Was soll uns noch ein waldumrauschtes Eiland?

Du wandelst um den Stadtwall auch durchs Tor!

Du bist nicht scheu wie deine Waldgespenster,

du setzt auch in die Großstadt deinen Fuß

und wehst tagtäglich durch das offne Fenster

mir in das Stübchen deinen Morgengruß.

 

Und jetzt, wo schon der Abend seine Lichter

rotgolden über alle Dächer strahlt,

krönst du mich lächelnd nun zu deinem Dichter

und hast mir rhythmisch das Papier bemalt.

Ich aber gebe dieses Blatt den Winden,

die Fangball spielen um den Kirchturmknauf,

und wenn noch heut die Straßenkehrer finden,

was kümmerts mich?

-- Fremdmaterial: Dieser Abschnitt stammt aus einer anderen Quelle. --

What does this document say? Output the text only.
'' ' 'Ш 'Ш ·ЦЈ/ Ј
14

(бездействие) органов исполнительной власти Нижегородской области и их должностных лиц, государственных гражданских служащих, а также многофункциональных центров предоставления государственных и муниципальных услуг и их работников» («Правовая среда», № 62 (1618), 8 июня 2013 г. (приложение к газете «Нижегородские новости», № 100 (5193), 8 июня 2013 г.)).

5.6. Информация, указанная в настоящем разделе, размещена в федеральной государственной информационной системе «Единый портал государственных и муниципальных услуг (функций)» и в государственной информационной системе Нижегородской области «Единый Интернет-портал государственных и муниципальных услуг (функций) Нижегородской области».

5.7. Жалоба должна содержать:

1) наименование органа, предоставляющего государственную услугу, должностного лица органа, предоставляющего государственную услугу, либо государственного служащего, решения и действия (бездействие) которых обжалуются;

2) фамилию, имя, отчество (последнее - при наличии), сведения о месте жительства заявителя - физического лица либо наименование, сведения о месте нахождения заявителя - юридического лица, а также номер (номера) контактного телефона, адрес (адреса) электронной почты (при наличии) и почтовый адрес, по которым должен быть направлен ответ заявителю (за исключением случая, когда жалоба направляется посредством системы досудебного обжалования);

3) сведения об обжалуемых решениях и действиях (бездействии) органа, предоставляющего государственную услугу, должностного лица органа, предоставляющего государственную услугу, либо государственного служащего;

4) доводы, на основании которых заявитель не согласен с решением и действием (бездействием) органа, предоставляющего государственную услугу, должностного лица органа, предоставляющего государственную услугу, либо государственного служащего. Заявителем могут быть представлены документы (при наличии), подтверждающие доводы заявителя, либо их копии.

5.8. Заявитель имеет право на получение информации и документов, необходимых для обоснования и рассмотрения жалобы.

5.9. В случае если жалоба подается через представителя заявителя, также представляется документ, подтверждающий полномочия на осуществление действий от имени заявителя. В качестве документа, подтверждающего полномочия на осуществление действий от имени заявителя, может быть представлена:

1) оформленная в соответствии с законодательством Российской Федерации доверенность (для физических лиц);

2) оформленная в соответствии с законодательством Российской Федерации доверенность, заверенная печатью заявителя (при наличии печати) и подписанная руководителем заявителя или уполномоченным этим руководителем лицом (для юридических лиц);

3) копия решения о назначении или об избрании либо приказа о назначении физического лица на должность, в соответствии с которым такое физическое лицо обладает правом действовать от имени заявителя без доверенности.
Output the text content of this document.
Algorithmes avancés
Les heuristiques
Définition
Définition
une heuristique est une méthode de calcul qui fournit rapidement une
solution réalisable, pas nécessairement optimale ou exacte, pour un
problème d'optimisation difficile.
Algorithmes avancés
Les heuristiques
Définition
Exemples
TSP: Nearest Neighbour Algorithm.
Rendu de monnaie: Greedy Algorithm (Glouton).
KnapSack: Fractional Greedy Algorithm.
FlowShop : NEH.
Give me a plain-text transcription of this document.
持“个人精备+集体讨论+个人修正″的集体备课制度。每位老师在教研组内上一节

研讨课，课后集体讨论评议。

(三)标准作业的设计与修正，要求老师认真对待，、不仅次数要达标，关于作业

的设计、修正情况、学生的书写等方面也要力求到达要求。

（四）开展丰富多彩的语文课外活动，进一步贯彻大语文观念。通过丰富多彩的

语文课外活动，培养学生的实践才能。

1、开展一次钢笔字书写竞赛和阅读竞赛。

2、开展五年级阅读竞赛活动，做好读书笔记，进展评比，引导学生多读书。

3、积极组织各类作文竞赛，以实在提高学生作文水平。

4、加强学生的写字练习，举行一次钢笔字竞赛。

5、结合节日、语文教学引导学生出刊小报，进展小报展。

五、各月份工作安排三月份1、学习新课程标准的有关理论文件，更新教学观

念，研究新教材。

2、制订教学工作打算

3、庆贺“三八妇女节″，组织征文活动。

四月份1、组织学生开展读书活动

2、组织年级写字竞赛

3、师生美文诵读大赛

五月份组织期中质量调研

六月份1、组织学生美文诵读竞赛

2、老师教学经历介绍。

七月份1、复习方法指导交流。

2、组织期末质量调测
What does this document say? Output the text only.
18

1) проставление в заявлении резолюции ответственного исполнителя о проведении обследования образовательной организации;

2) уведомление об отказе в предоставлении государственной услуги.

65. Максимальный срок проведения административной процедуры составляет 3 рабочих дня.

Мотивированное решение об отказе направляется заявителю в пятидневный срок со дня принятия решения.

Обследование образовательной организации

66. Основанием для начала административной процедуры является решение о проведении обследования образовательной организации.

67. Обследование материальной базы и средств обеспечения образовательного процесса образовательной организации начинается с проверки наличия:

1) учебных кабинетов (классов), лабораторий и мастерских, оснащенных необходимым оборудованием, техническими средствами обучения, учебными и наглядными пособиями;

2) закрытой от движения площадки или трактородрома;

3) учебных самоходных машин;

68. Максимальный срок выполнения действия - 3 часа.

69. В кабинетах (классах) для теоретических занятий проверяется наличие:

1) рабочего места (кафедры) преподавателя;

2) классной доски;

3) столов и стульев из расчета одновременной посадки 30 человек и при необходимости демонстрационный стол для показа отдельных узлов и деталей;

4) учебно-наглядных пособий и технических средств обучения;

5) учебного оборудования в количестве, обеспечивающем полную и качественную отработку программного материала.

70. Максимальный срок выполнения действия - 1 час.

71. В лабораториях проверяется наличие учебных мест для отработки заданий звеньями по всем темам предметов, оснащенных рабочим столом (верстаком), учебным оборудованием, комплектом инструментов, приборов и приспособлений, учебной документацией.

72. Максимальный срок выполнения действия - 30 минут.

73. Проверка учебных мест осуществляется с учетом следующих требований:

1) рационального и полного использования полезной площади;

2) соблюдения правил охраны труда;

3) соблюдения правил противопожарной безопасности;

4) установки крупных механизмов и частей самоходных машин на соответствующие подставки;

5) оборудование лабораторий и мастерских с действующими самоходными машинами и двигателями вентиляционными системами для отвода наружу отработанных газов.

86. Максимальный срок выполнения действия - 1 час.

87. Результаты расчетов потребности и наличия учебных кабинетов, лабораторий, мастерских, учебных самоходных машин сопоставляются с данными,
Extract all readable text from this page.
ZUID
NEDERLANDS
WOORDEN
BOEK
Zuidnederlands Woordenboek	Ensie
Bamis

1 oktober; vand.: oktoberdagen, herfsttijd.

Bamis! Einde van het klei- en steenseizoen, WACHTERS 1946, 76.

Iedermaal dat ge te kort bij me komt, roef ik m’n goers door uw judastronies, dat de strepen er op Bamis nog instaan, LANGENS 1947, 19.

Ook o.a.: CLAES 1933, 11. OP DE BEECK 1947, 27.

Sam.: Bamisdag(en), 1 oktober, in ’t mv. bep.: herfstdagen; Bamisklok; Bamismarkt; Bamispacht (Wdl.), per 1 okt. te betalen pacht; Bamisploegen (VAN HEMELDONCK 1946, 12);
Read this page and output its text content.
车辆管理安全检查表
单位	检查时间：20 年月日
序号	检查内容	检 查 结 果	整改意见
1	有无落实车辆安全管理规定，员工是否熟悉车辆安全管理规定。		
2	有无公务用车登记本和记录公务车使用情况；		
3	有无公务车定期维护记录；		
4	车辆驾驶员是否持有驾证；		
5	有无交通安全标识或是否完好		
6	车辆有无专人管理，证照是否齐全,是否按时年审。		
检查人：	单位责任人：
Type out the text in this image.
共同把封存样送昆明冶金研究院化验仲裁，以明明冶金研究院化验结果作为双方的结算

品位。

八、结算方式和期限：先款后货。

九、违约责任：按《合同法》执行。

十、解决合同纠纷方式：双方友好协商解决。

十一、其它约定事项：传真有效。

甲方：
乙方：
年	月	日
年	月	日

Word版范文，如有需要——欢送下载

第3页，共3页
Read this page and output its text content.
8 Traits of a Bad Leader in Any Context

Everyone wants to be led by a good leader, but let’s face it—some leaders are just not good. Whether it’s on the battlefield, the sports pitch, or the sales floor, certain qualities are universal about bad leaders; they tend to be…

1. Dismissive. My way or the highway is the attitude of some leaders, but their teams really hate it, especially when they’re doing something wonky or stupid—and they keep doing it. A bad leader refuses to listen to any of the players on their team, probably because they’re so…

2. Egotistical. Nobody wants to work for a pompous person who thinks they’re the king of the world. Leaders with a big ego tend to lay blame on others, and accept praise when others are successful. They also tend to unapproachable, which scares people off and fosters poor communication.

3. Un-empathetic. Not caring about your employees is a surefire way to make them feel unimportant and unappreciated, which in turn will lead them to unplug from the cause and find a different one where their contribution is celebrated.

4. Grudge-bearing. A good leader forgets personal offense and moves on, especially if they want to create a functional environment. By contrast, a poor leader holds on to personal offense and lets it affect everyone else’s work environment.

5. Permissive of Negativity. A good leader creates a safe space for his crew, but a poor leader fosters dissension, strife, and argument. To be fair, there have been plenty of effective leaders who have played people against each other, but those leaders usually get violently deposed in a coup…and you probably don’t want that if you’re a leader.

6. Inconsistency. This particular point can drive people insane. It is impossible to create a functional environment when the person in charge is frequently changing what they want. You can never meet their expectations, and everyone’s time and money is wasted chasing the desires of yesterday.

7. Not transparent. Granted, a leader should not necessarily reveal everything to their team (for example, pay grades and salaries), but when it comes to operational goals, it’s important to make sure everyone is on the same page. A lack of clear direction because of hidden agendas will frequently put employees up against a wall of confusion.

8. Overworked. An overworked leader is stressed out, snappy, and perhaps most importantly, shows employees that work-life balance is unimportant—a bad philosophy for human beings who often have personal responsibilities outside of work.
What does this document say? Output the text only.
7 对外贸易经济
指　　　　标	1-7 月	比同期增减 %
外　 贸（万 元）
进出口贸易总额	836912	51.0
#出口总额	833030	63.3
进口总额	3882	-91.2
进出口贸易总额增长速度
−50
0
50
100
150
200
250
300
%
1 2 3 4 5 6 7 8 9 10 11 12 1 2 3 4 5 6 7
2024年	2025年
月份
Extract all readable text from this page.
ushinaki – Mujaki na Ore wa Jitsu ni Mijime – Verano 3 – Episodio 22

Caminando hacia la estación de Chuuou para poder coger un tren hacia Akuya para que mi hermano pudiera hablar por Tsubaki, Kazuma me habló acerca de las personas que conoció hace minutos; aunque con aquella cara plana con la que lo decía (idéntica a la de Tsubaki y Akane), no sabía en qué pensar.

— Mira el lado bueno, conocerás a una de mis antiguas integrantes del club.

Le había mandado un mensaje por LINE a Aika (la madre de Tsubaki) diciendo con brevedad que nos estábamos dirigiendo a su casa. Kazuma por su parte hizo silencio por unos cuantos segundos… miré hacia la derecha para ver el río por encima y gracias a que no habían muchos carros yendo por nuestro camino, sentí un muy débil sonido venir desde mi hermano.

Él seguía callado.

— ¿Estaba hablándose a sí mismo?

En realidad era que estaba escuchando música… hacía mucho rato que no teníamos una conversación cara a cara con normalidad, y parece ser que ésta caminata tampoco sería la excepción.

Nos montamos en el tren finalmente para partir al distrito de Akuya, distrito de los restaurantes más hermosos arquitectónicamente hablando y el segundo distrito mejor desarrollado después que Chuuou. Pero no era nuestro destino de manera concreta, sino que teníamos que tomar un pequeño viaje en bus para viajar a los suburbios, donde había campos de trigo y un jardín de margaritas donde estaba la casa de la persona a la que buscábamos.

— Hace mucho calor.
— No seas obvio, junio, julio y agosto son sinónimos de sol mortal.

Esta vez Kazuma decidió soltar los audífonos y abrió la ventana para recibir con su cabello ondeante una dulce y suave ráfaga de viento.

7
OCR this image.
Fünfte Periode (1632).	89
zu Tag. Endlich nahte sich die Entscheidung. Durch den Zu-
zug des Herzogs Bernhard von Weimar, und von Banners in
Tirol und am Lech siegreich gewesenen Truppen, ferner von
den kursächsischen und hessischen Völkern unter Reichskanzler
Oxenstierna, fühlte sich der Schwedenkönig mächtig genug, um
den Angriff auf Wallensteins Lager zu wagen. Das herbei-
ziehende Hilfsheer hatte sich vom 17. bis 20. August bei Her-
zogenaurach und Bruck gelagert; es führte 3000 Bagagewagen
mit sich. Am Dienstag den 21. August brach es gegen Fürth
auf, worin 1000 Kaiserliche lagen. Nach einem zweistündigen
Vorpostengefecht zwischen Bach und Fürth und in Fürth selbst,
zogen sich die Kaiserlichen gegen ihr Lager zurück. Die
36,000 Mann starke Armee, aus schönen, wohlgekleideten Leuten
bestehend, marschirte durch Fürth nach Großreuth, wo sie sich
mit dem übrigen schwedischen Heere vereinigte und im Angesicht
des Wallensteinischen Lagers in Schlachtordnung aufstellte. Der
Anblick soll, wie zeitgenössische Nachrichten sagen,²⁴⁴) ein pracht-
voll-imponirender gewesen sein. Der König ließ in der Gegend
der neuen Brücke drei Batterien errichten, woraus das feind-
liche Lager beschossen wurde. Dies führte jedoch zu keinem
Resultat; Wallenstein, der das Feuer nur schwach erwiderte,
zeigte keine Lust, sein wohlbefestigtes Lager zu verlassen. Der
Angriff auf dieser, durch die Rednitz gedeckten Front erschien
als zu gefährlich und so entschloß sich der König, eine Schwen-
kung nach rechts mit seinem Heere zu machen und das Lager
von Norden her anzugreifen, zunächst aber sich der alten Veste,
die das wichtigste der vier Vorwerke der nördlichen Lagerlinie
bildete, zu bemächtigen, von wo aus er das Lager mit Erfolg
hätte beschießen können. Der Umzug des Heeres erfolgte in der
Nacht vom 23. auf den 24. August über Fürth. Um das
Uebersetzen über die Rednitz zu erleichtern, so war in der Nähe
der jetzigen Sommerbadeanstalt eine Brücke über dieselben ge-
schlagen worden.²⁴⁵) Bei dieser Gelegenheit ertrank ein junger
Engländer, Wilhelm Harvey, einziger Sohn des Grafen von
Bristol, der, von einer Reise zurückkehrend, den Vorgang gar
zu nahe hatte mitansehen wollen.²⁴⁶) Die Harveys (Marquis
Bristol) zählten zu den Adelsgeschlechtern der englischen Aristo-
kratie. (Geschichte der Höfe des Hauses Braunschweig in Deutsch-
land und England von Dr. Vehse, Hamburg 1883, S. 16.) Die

Flieg auf, mein Lied, flieg auf!

 

Doch fällst du einem schönen Kind zu Füßen,

das dich errötend in den Busen steckt,

dann sprich zu ihm: "Der Frühling läßt dich grüßen!"

bis sie mit Küssen das Papier bedeckt.

Doch hascht ein Graukopf dich auf deinen Bahnen,

so ein vergilbter Langohr-Rezensent,

dann sprich zu ihm: "Respekt vor meinen Ahnen!

Mein Urtext steht im Sanskrit und im Zend!"